Marks Point is a suburb of the City of Lake Macquarie in New South Wales, Australia, located 23 km from Newcastle's central business district and forming a small peninsula extending into the eastern side of Lake Macquarie. The Aboriginal people, the Awabakal, were the first people in the area.

==History==
The suburb is named after the Marks brothers, and is one of the oldest suburbs in the Lake Macquarie area.

Local businesses in Marks Point include a marina, post office, two cafes, newsagency, hairdressing salon, take away and bowling club. There is also a Public School, child care centre and a community hall available for hire which backs onto the local soccer field. As of the 2006 census, 23.0% of homes in the northeast of the suburb were Housing Commission properties, compared to 2.8% in other parts of the suburb.

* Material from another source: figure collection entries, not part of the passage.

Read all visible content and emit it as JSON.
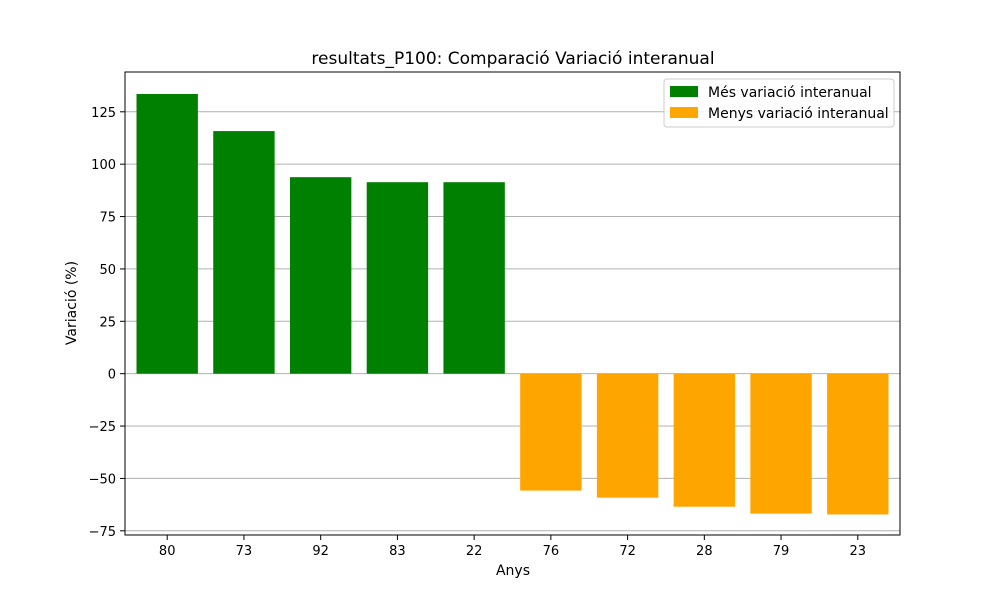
{
  "chart_data": {
    "type": "bar",
    "title": "resultats_P100: Comparació Variació interanual",
    "xlabel": "Anys",
    "ylabel": "Variació (%)",
    "categories": [
      "80",
      "73",
      "92",
      "83",
      "22",
      "76",
      "72",
      "28",
      "79",
      "23"
    ],
    "values": [
      133.5,
      115.8,
      93.8,
      91.4,
      91.4,
      -55.8,
      -59.2,
      -63.5,
      -66.8,
      -67.2
    ],
    "groups": [
      "high",
      "high",
      "high",
      "high",
      "high",
      "low",
      "low",
      "low",
      "low",
      "low"
    ],
    "series": [
      {
        "key": "high",
        "name": "Més variació interanual",
        "color": "#008000"
      },
      {
        "key": "low",
        "name": "Menys variació interanual",
        "color": "#ffa500"
      }
    ],
    "ylim": [
      -77,
      144
    ],
    "yticks": [
      -75,
      -50,
      -25,
      0,
      25,
      50,
      75,
      100,
      125
    ],
    "grid": "y",
    "legend_position": "top-right"
  }
}
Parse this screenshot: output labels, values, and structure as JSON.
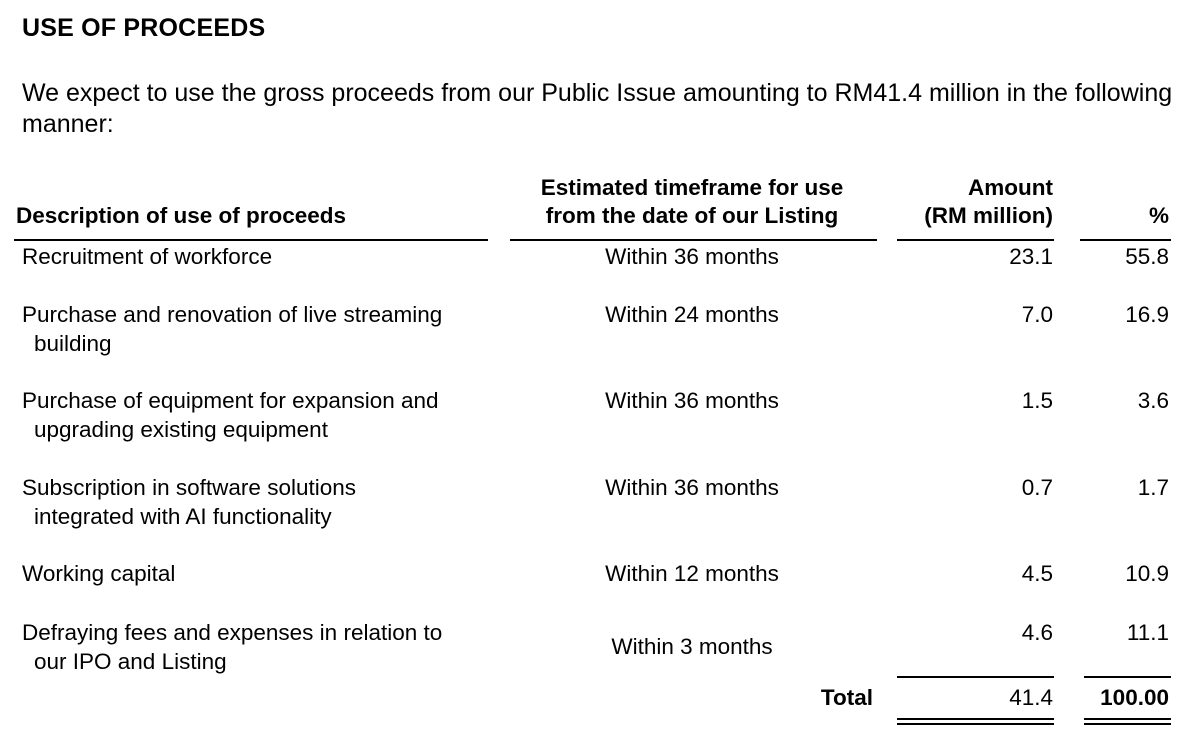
{
  "heading": "USE OF PROCEEDS",
  "intro": "We expect to use the gross proceeds from our Public Issue amounting to RM41.4 million in the following manner:",
  "table": {
    "headers": {
      "description": "Description of use of proceeds",
      "timeframe_line1": "Estimated timeframe for use",
      "timeframe_line2": "from the date of our Listing",
      "amount_line1": "Amount",
      "amount_line2": "(RM million)",
      "percent": "%"
    },
    "rows": [
      {
        "desc_line1": "Recruitment of workforce",
        "desc_line2": "",
        "timeframe": "Within 36 months",
        "amount": "23.1",
        "percent": "55.8"
      },
      {
        "desc_line1": "Purchase and renovation of live streaming",
        "desc_line2": "building",
        "timeframe": "Within 24 months",
        "amount": "7.0",
        "percent": "16.9"
      },
      {
        "desc_line1": "Purchase of equipment for expansion and",
        "desc_line2": "upgrading existing equipment",
        "timeframe": "Within 36 months",
        "amount": "1.5",
        "percent": "3.6"
      },
      {
        "desc_line1_words": [
          "Subscription",
          "in",
          "software",
          "solutions"
        ],
        "desc_line2": "integrated with AI functionality",
        "timeframe": "Within 36 months",
        "amount": "0.7",
        "percent": "1.7"
      },
      {
        "desc_line1": "Working capital",
        "desc_line2": "",
        "timeframe": "Within 12 months",
        "amount": "4.5",
        "percent": "10.9"
      },
      {
        "desc_line1": "Defraying fees and expenses in relation to",
        "desc_line2": "our IPO and Listing",
        "timeframe": "Within 3 months",
        "amount": "4.6",
        "percent": "11.1"
      }
    ],
    "total": {
      "label": "Total",
      "amount": "41.4",
      "percent": "100.00"
    }
  }
}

Marks Point and nearby areas were until recently serviced by the nearby Belmont Airport (IATA Code – BEO) in the suburb's south, which has since been closed down for redevelopment.

It is named after Charles Marks who had an orchard there.

Early settlers Henry and Charles were brothers of Maurice Marks, an early settler in Belmont. Henry bought the land at the Point and he and Charles went into partnership in an orchard. In 1885 he sold this to Charles, who lived on at Marks Point until he died.

The Marks brothers' orchard grew oranges and pineapples. In the 1920s there were still Chinese Market Gardens near the present Marks Point Public School. Charlie Hollis operated a slipway and marine business in Edith Street from 1954 to 1980, when it became Marks Point Marina.